CEO's are constantly bombarded with new technologies which are always labeled as 'revolutionary,' 'critical,' and a 'must-have' if they want to survive and grow their businesses. The last two years saw the emergence of AI, ML, and other new breeds of technologies. Along with them, the CEOs became acquainted with a new 'species' in the office, the Data Scientist (DS); the very expensive new employee who holds, as they say, the future of the company in their hands and identifies the secrets to its success.
Considering the huge AI and ML challenges and the business benefits they embody, CEOs have learned to appreciate the DS's capabilities and the positive business transformation they can ignite. For example, according to KPMG’s Global CEO Outlook survey, data scientists skills were identified as the most important skills that UK CEOs were looking for to support future business growth. The survey included 150 UK leaders plus 1,150 CEOs from across the world, who were asked about their future investment plans and the challenges and opportunities facing their companies.
KPMG's survey showed that 69% of respondents named data scientists as an important workforce capability in supporting their future growth plans, followed by emerging markets experts (57%), and emerging technology specialists (55%). Looking to the future, 61% of the UK CEOs surveyed said that they are pre-emptively hiring new skills, regardless of future growth targets.
Interestingly, the findings showed that UK business leaders had more confidence and a better attitude towards market conditions and a commitment to seeing through the challenges of the future. In contrast, the CEOs from the rest of the world were less confident as a group with 52% stating that they were waiting to achieve certain growth targets before hiring new skills.
But who will be the champion of the process of developing and implementing extremely complicated AI and ML systems? The data scientist, who is the only one to fully understand the technology and what needs to be done, or the CEO who is the only one who has the power to transform the business truly? The answer is not clear cut.
Of course, the DS must revolutionize the technological landscape and open the company to AI and ML. However, the CEO must drive cultural change to support AI and ML initiatives. This includes much more than words or mission statements — the commitment must be shown in action that points the company in the right direction. The C-suite must move away from instinctual, gut-feel decisions, and learn to trust what the data reveals and act on those insights. The CEO, with oversight of the rest of the C-suite, must be the one to own the overall big data strategy and set the agenda for it. This will enable each business unit to enjoy the benefits of big data.
So, what can the CEO do as the AI and ML champion?
Both CEOs and DSs need each other to succeed, and they must find common ground to cooperate and understand each other’s problems and requirements. It is the job of the DS to lead the CEO to the promised land, to help the CEO understand AI and ML, their true significance and potential effect, and how to use them efficiently. The CEO must learn AI and ML processes and terminology and how to transform a business goal into an AI initiative.
For example, the most crucial aspect of building a ML model for business predictions is problem definition. Do this badly, and the data is worthless. Only well-defined problems can efficiently serve the business goals of the CEO. The DS understands the intricacies and variations of a problem definition, but the CEO doesn’t, nor the importance of the process involved in accurately defining the problem. This is the point where the relationship between the CEO and the DS pivots. Where before the CEO championed the DS, now the DS provides mentorship to the CEO, explaining the concept of problem definition, its role in developing a model, and the benefits one can expect.
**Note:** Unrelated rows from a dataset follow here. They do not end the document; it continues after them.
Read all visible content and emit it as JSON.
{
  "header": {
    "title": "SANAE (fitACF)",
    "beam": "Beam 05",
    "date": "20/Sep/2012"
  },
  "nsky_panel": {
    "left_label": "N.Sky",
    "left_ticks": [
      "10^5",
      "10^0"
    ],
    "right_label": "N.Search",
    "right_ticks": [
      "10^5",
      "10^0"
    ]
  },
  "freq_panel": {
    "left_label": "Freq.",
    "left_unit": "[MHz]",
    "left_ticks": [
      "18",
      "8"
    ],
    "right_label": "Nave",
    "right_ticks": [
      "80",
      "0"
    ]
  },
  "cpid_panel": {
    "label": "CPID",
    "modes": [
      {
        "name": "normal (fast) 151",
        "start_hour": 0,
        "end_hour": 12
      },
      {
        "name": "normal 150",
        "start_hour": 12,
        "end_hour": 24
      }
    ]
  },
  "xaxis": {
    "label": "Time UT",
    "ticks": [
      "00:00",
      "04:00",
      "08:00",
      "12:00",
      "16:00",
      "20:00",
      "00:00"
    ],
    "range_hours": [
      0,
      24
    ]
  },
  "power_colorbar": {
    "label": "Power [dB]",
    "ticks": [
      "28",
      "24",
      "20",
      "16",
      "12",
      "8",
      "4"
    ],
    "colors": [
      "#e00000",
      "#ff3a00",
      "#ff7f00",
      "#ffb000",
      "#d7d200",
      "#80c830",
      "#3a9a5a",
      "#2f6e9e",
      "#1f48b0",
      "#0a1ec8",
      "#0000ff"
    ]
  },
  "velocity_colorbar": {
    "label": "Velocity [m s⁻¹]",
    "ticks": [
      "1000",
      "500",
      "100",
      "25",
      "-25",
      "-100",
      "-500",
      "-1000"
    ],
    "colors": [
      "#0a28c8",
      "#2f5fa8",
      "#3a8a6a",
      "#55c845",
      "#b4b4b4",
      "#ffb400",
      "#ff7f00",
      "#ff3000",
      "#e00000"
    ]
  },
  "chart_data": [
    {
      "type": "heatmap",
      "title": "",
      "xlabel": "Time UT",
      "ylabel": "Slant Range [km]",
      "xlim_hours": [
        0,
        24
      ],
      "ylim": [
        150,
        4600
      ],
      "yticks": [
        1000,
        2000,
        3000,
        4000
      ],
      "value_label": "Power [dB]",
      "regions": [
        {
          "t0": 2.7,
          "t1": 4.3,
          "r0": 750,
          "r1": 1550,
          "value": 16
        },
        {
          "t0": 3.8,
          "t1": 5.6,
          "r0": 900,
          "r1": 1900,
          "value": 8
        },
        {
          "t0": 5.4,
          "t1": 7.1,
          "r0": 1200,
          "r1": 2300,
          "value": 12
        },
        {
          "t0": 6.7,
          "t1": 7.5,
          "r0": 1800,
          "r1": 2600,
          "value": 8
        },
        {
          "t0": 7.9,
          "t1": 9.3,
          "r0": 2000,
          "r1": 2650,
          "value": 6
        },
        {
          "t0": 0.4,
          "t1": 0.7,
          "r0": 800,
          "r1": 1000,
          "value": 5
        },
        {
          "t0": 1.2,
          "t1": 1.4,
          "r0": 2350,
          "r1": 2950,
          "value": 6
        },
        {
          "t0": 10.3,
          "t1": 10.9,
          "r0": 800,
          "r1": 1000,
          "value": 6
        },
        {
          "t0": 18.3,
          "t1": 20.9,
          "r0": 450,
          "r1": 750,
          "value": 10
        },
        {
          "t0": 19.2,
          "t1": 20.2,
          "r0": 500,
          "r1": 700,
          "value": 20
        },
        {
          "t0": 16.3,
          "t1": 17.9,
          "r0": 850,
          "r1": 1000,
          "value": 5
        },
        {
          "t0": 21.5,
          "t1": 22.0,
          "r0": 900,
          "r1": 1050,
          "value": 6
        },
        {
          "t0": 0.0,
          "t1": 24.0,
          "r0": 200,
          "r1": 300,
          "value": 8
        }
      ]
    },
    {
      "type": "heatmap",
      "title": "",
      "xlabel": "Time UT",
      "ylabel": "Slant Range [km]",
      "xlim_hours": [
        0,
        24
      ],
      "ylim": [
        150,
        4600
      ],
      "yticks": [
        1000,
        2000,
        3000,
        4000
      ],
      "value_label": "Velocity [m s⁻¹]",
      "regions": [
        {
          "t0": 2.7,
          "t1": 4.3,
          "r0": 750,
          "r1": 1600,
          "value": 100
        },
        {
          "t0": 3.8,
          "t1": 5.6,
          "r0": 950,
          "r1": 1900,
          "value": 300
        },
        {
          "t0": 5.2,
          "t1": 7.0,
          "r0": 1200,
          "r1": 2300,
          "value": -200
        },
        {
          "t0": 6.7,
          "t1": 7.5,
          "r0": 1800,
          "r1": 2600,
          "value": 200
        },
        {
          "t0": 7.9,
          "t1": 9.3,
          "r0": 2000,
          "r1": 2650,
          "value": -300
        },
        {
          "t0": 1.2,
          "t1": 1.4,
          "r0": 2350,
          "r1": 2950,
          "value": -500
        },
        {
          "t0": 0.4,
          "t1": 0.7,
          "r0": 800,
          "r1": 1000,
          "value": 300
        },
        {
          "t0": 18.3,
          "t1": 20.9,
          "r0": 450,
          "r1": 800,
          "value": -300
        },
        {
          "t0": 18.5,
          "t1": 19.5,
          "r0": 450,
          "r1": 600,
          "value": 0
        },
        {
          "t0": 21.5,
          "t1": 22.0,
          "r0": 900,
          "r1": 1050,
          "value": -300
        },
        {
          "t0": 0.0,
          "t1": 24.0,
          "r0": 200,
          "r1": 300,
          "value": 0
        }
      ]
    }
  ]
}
The DS should provide real-life scenarios that can determine the future of the business
For example, how to tackle the challenge of predicting 'Churn' and formulate an impactful and accurate problem definition? For this purpose, the CEO must participate in implementing the three phases of the ETA model: Entity, Target, and Attributes.
The Entity defines the "subject" of the model. It should answer the question: Who or what is the prediction about? For example, if the CEO wants to predict which customers are likely to churn next month, then the Entity is the customer. To identify customers, you need to select their unique IDs.
The Target identifies the outcome that the model should learn to predict. It should answer the question: What eventually happened to the Entity. For example, if the CEO wants to predict which of the customers are likely to churn next month, then the Target is the churn history of customers.
The Attributes are the various variables that the model will consider to predict churn. Attributes usually answer the question: Would this data might be useful in predicting churn. For example, if the CEO wants to predict if a customer is about to churn next month, then the Attributes would include the various properties that define customers, such as age, gender, etc.
The parameters are connected to the relevant source data, and the model is ready for training.
Once the CEO dives into this process and fully understand it, she can engage in a fruitful dialogue with the DS, and together they can calibrate and refine the definition of the problem, and from this expect to receive qualitative business predictions that will decide the fate of the business.
A similar process can be applied to a wide array of business predictions such as:
Nothing in the AI and ML domains will ever happen without the leadership and active support of the CEO. However, nothing will happen unless the Data Scientist provides mentorship to the CEO introducing her to the intricates of this new lucrative but challenging world.